This is how you can do it
CREATE TABLE thetable (event_id string, batt_id string, serial_number string, batt_key number);
INSERT INTO thetable VALUES('1','bat1','1',0);
INSERT INTO thetable VALUES('2','bat1','1',0);
so with a table in the basic form you want, with some dummy rows to show "pre-existing data that we want to use the existing key based on battery_id. I shrank the column names for typing reasons, and using number string instead of UUID's, but point still hold.
CREATE OR REPLACE SEQUENCE batt_key_seq;
WITH new_data(event_id, batt_id, serial_number) AS (
SELECT * FROM VALUES
('11','bat1', '10'),
('12','bat1', '10'),
('13','bat2', '11'),
('14','bat1', '10'),
('15','bat1', '10'),
('16','bat2', '11'),
('17','bat3', '12')
), new_data_with_keys AS (
SELECT d.batt_id
,COALESCE(t.batt_key, batt_key_seq.nextval) AS batt_key
FROM (
SELECT DISTINCT batt_id
FROM new_data
) AS d
LEFT JOIN thetable AS t
ON d.batt_id = t.batt_id
QUALIFY row_number() OVER (PARTITION BY d.batt_id ORDER BY event_id) = 1
)
SELECT n.*, k.batt_key
FROM new_data AS n
JOIN new_data_with_keys AS k
ON n.batt_id = k.batt_id
;
so the ROW_NUMBER() part is to capture only one of the existing rows (thus the double data insert in the exist data at the start), I feel like this might be cleaner some other way, but it getting the job done.
But in effect you get you keys, you find the existing keys, and give new keys to the new data, and then can insert the data in this enriched form.
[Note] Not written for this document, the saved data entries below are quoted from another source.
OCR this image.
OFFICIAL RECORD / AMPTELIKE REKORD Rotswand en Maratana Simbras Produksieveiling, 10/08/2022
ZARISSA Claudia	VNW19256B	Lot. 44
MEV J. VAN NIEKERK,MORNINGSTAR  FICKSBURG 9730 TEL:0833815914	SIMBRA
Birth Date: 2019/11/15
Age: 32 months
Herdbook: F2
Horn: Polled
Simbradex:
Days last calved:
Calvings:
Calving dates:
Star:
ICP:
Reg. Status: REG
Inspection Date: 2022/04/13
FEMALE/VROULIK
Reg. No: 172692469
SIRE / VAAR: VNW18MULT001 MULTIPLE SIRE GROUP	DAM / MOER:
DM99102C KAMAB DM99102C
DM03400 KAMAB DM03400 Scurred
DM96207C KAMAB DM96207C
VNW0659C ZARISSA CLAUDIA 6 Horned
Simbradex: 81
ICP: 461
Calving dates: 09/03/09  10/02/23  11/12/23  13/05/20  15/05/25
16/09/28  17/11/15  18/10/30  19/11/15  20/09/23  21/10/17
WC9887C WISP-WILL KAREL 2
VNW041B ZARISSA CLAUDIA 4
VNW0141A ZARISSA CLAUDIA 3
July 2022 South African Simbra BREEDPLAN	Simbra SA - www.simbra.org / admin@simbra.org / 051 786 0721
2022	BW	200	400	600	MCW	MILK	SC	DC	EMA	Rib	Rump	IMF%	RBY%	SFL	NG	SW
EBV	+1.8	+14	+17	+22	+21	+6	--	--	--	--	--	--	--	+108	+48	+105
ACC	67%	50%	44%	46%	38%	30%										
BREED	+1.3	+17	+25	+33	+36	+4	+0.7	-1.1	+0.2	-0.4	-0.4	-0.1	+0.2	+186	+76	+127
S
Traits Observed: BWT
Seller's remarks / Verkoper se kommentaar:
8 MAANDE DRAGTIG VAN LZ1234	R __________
what I am noticing in testing is that my key is jumping by 4 each run, and swapping to
,IFF(t.batt_key is not null, t.batt_key, batt_key_seq.nextval) AS batt_key
did not fix that.
So separating the key finding parts like
WITH new_data(event_id, batt_id, serial_number) AS (
SELECT * FROM VALUES
('11','bat1', '10'),
('12','bat1', '10'),
('13','bat2', '11'),
('14','bat1', '10'),
('15','bat1', '10'),
('16','bat2', '11'),
('17','bat3', '12')
), missing_keys AS (
SELECT d.batt_id
,batt_key_seq.nextval AS batt_key
FROM (
SELECT DISTINCT batt_id
FROM new_data
) AS d
LEFT JOIN thetable AS t
ON d.batt_id = t.batt_id
WHERE t.batt_id IS NULL
), old_keys AS (
SELECT distinct d.batt_id
,t.batt_key
FROM (
SELECT DISTINCT batt_id
FROM new_data
) AS d
LEFT JOIN thetable AS t
ON d.batt_id = t.batt_id
WHERE t.batt_id IS NOT NULL
), new_data_with_keys AS (
SELECT * FROM missing_keys
UNION ALL
SELECT * FROM old_keys
)
SELECT n.*, k.batt_key
FROM new_data AS n
JOIN new_data_with_keys AS k
ON n.batt_id = k.batt_id
;
now the new keys are not skipping/wasted.
The performance difference of the double joins verse keys space wastage is something you might need to test and or understand how much new verse existing data you will see and thus how much wastage happens. If the performance of the second one is vastly different you can always re-key the data later, albeit in these keys are used outside the table that can be a lot of data to update later.